Jiaxin Ning (S’08–M’10) received the B.S. and M.S. degrees in electrical engineering from Chongqing University, China, in 2004 and 2007, respectively, and the Ph.D. degree in electrical engineering from Tennessee Technological University, Cookeville, in 2010. He is currently a Senior Consultant on electric power research, engineering, and consulting at EnerNex Corporation, Knoxville, TN. His scope of work covers modeling and simulation of renewable energy sources, power system operation and control, and power quality analysis.

Jianhui Wang (M’07) received the B.S. degree in management science and engineering and M.S. degree in technical economics and management from North China Electric Power University, China, in 2001 and 2004, respectively, and the Ph.D. degree in electrical engineering from Illinois Institute of Technology, Chicago, in 2007. He is currently an Assistant Computational Engineer with the Decision and Information Sciences division at Argonne National Laboratory, Argonne, IL. Dr. Wang is the Chair of the IEEE Power & Energy Society (PES) power system operation methods subcommittee and Cochair of an IEEE task force on integration of wind and solar power into power system operations. He is an editor of the IEEE TRANSACTIONS ON SMART GRID.

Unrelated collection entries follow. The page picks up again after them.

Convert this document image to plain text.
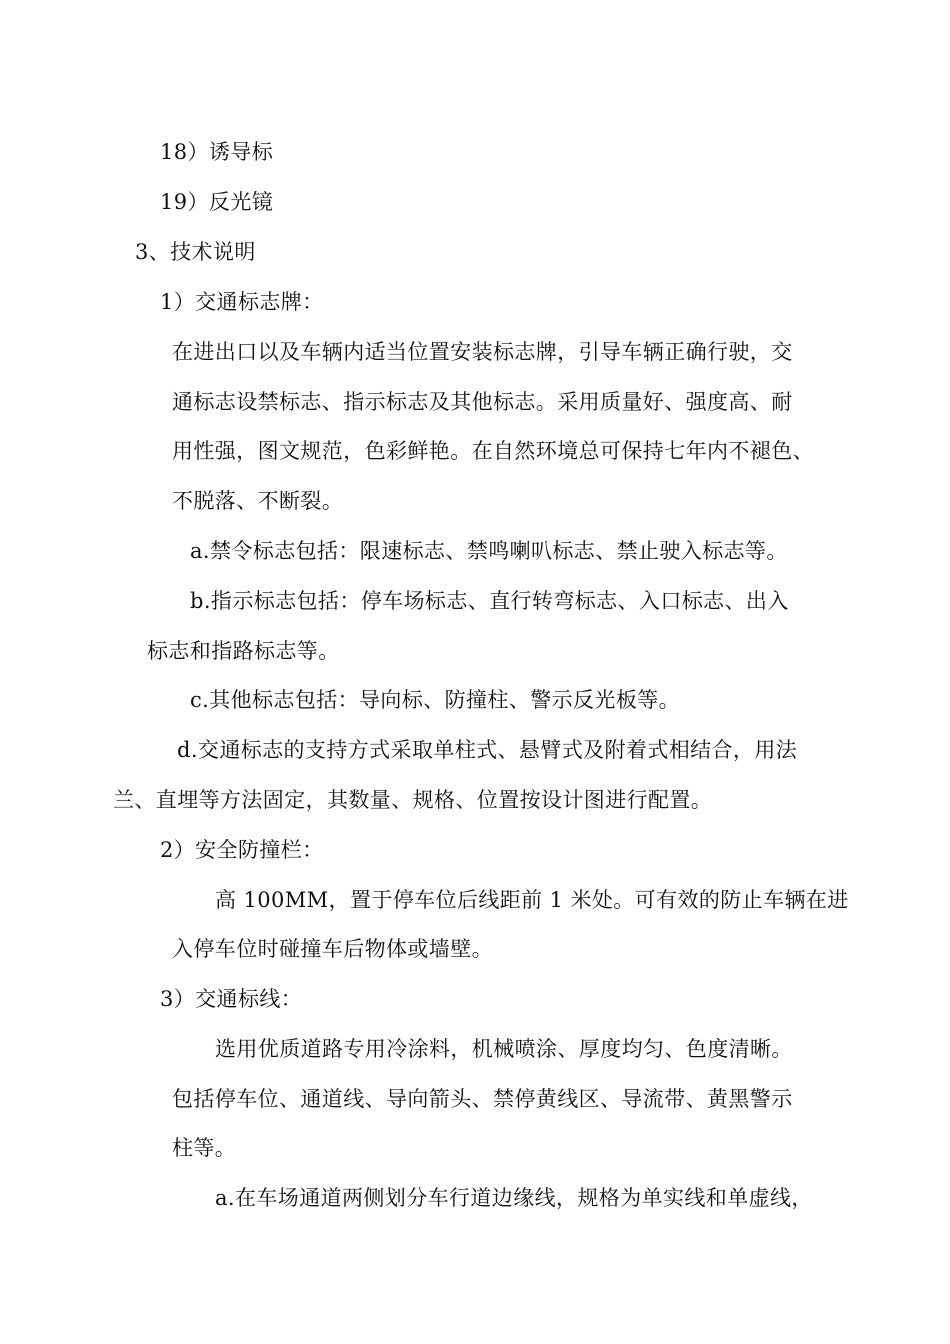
18）诱导标
19）反光镜
3、技术说明
1）交通标志牌：
在进出口以及车辆内适当位置安装标志牌，引导车辆正确行驶，交
通标志设禁标志、指示标志及其他标志。采用质量好、强度高、耐
用性强，图文规范，色彩鲜艳。在自然环境总可保持七年内不褪色、
不脱落、不断裂。
a.禁令标志包括：限速标志、禁鸣喇叭标志、禁止驶入标志等。
b.指示标志包括：停车场标志、直行转弯标志、入口标志、出入
标志和指路标志等。
c.其他标志包括：导向标、防撞柱、警示反光板等。
d.交通标志的支持方式采取单柱式、悬臂式及附着式相结合，用法
兰、直埋等方法固定，其数量、规格、位置按设计图进行配置。
2）安全防撞栏：
高 100MM，置于停车位后线距前 1 米处。可有效的防止车辆在进
入停车位时碰撞车后物体或墙壁。
3）交通标线：
选用优质道路专用冷涂料，机械喷涂、厚度均匀、色度清晰。
包括停车位、通道线、导向箭头、禁停黄线区、导流带、黄黑警示
柱等。
a.在车场通道两侧划分车行道边缘线，规格为单实线和单虚线，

Wenzhong Gao (S’00–M’02–SM’03) received the M.S. and Ph.D. degrees in electrical and computer engineering specializing in electric power engineering from Georgia Institute of Technology, Atlanta, in 1999 and 2002, respectively. His current teaching and research interests include renewable energy and distributed generation, smart grid, power-system protection, power-electronics applications in power systems, power-system modeling and simulation, and hybrid electric propulsion systems.

Cong Liu (S’08–M’10) received the B.S. and M.S. degrees in electrical engineering from Xi’an Jiaotong University, China, in 2003 and 2006, respectively, and the Ph.D. degree from Illinois Institute of Technology, Chicago, in 2010. Currently, he is a Postdoctoral Appointee in the Decision and Information Sciences Division, Argonne National Laboratory, Argonne, IL. His research interests include power systems and natural gas systems analysis, optimization, and operation.